Certainly, it is promising to see continued interest in NFC (and investment dollars behind it) within the US, but in this case the final product suffers from many of the same issues that have hamstrung Google Wallet. In general, each of these problems boils down to making the m.wallet too complex, cumbersome and restrictive to use. To have any chance of unseating cash and cards as the payment incumbents, a mobile payment solution—NFC based or otherwise—must be absolutely effortless to use. Convenience and ease-of-use are among the top evaluation criteria cited by consumers in VDC’s most recent mobile payment survey. If an m.payment solution requires more customer effort than taking out a wallet, we see little chance of it being successful.
In regards to being convenient and easy-to-use, ISIS is anything but.

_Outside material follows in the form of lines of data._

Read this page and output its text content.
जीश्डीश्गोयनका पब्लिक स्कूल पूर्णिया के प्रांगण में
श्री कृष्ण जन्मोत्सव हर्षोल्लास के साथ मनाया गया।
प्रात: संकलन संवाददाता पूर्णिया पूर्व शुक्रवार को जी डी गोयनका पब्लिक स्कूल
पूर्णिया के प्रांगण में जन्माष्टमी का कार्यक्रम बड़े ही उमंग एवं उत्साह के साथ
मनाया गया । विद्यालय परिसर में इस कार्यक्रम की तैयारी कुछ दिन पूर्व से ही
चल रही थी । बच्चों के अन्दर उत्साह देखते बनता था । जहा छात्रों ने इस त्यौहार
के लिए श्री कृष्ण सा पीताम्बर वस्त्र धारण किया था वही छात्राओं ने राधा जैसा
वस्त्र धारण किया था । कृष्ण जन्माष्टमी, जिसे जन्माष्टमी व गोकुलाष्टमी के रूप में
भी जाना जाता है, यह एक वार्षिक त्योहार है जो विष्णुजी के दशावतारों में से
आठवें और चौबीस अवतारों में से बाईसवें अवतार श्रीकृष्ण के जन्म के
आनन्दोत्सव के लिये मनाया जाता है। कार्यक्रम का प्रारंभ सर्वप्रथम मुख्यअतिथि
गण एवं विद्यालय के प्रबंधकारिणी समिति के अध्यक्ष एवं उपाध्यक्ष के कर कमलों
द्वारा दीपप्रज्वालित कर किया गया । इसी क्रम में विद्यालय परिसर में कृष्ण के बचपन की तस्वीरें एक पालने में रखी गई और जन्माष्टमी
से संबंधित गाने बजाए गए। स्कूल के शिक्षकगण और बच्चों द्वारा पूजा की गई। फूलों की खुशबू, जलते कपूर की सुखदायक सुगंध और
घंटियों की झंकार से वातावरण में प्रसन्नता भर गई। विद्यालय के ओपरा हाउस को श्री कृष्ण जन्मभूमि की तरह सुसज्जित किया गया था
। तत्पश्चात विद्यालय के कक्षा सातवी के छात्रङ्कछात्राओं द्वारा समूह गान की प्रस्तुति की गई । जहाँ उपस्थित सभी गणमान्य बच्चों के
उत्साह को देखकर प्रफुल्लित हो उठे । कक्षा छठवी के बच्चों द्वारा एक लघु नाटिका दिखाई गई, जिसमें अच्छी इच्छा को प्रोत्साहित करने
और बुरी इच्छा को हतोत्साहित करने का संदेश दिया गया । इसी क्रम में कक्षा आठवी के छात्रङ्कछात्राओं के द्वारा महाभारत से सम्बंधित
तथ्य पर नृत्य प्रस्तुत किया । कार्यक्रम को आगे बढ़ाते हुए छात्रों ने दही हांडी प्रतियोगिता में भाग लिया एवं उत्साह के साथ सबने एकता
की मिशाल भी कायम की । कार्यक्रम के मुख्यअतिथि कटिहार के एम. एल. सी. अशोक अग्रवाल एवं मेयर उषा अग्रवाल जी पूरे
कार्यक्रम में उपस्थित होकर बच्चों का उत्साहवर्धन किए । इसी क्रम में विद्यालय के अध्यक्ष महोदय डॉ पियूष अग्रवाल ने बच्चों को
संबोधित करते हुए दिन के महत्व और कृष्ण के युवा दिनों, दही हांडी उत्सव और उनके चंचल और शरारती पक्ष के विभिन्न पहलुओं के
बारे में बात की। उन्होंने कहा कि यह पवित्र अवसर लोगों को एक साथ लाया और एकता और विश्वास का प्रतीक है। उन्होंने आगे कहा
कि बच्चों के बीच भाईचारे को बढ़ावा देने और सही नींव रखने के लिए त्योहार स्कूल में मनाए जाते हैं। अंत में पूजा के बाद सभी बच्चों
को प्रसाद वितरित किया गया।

Adopting the m.wallet requires a consumer first to visit one of their MNO’s stores to obtain a special SIM card—regardless of the fact that many of the handsets supported by the pilot have embedded NFC chips. This handset discussion conveniently segues to another significant problem with the ISIS pilot—handset support, or more precisely, lack thereof. Currently, between the three JV partners, about 10 smartphone models are supported, limiting the choices of prospective ISIS users—although that number is (supposed) to double by year’s end. Perhaps even worse than the limited device choices is the inconsistency across the JV partners—for example, ISIS is available on the Samsung GS3 with AT&T, but not Verizon. It doesn’t make sense to us, and we suspect the average consumer will also be confused.
While VDC believes in the concept of mobile contactless payment, we see the long-term viability of any m.payment solution being dependent on its ability to add value—both for the consumer and the merchant—relative to incumbent payment methods. If an m.payment app simply seeks to replicate cash or cards—or worse yet, makes payment more complex or restrictive—we see no chance of it gaining adoption.